Spostato di un secondo, le somme di Marco Masini

20 Febbraio 2017 di Paolo Morati

Marco Masini

“Che depressione, ascolti Marco Masini?”. Chissà quante volte questa affermazione è risuonata negli anni Novanta nelle orecchie dei ‘disperati’ e ‘disperate’ che si identificavano nelle storie del cantante e musicista fiorentino, nelle sue Malinconoia, Il Niente, Ti innamorerai o Bella stronza. Canzoni inseguite da una voce sparata con tutta la rabbia possibile, tra ritmo e melodia, e dove la trascinante Vaffanculo, l’invettiva del “pazzo che grida nei dischi il bisogno d’amore che c’è”, segnò un’epoca. Negli anni la rabbia delle emozioni si è moderata, e Masini è stato capace a differenza di altri di uscire dal cliché del cantante generazionale, riuscendo a mantenere un seguito, nonostante alcune cattiverie sul suo conto e le evoluzioni di un mercato discografico sempre più difficile. E nel mezzo la vittoria a Sanremo del 2004 con L’uomo volante.

Questa lunga premessa per parlare del nuovo album di Marco Masini, Spostato di un secondo, che proprio come l’omonimo brano sposa con convinzione ma senza esagerare il pop elettronico anni Duemila per tutti i dodici brani (compresa la cover finale di Signor Tenente), e il concetto di tempo che passa nelle sue diverse sfaccettature come tema dominante. Nel corso di Sanremo già dopo i primi ascolti della title track eravamo rimasti positivamente impressionati dall’approccio al cantato (quasi recitato nelle strofe), alla riflessione sulle ipotesi delle scelte e azioni condotte un secondo dopo rispetto alla loro effettiva realizzazione, per “fare tutto di nuovo un attimo dopo”.

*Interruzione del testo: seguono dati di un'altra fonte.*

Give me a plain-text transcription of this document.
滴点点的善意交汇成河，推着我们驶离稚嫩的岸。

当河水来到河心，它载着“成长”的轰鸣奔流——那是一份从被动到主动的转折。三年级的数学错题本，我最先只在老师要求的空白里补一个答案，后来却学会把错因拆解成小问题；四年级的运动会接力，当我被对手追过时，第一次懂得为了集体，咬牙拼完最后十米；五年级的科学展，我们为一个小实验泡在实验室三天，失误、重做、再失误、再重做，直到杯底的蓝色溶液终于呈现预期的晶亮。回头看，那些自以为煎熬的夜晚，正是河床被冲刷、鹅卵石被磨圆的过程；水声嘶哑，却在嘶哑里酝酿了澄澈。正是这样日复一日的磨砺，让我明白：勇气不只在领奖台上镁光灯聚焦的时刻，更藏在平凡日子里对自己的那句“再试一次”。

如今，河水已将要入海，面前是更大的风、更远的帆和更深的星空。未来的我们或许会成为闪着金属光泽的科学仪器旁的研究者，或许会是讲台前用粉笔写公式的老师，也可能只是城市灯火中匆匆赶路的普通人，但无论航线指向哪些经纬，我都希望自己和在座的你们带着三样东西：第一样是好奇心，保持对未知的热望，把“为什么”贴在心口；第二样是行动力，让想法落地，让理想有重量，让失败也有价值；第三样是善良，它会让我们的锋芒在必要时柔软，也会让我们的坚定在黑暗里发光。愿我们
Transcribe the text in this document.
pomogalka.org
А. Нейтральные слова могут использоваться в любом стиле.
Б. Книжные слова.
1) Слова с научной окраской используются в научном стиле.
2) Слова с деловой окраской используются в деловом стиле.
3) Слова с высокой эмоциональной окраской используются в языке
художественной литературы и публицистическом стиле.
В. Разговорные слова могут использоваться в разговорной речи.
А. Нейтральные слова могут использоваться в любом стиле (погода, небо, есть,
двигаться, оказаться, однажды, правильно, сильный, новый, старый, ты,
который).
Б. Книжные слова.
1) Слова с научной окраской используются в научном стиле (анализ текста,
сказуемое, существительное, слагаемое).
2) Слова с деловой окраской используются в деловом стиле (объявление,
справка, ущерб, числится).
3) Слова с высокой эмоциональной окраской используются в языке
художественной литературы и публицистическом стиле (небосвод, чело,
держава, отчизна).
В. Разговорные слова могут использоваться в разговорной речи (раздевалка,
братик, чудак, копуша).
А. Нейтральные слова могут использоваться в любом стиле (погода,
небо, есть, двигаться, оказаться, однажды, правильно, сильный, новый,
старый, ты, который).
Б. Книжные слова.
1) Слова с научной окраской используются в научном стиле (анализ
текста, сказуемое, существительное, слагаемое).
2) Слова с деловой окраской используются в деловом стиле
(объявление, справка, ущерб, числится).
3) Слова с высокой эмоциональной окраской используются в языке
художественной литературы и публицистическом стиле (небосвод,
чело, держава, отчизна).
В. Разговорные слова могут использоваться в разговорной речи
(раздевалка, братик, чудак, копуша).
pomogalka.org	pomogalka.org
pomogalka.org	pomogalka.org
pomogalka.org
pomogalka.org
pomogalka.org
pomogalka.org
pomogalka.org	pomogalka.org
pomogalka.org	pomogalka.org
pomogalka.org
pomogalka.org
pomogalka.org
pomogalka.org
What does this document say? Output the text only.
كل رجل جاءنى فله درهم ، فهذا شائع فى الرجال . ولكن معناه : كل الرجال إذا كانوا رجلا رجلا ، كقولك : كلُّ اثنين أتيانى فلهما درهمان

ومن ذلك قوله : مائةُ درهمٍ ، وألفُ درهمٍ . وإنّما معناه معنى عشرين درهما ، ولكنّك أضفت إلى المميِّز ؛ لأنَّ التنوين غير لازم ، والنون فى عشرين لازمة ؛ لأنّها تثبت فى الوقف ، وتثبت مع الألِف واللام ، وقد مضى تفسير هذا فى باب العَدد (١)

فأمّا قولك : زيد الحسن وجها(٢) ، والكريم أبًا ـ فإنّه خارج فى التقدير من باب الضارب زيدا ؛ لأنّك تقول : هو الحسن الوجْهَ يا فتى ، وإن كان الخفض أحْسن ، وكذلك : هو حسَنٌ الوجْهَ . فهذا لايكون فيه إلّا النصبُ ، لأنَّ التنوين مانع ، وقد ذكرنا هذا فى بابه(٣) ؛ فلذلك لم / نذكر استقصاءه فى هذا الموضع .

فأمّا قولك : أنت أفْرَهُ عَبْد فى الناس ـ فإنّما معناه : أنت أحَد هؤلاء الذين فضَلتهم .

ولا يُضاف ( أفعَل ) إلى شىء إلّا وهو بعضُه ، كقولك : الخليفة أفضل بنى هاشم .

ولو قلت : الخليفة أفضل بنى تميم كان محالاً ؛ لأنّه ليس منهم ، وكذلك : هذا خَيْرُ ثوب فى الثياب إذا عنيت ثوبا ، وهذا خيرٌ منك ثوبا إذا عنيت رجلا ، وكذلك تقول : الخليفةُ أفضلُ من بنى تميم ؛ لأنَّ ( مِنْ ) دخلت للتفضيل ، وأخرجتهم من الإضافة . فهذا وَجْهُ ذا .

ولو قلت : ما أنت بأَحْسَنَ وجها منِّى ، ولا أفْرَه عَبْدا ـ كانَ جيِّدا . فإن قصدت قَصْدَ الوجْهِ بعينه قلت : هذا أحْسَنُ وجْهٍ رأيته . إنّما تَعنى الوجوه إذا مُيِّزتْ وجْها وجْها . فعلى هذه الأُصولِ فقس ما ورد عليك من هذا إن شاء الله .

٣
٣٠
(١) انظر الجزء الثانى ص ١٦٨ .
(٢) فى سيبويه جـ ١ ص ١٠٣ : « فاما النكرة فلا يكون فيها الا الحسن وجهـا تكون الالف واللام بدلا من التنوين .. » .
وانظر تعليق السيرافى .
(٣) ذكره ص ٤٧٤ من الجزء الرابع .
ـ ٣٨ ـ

Bella domanda e bella speranza, che in scaletta arrivano dopo Ma quale felicità (probabilmente la più ‘masiniana’ vecchio stampo della prima parte del disco) e Nel tempo in cui sono tenuto a restare (“potrei anche imparare a cambiare”, uno degli episodi più felici dell’insieme), e precede, Tu non esisti, un dialogo con una controparte, che mantiene ben salde le lancette dell’orologio di nuovo a scandire la storia. Invece di scriverti una canzone riprende poi la corsa elettronica senza stravolgimenti di stile, così come La massima espressione d’amore.

Si avvicina di nuovo il Masini dei tempi che furono in Guardiamoci negli occhi e Qualcosa che cercavi altrove (i capitoli meno coinvolgenti, per noi), mentre nel mezzo torna prepotente la trama del disco con All’altro capo di un filo (“il tempo non rallenta e lascia nelle tasche le note di passaggio”), in La vita comincia (“Hai speso i tuoi anni a studiare le carte ma non ricordi la meta”) e nella conclusiva Una lettera a chi sarò (“Una lettera a chi sarò, da mettere in tasca quando mi arriva, per riconoscere la nuova voce che avrò, quella di un vecchio amico”). In generale un bell’album il nuovo di Marco Masini, certamente moderno e che segue il filo conduttore dello scorrere della vita, tirando le somme di quel che si è fatto, si sarebbe potuto fare, e si potrebbe (ancora) fare. Scoprendo, in definitiva, che certe cose si allineano a stento.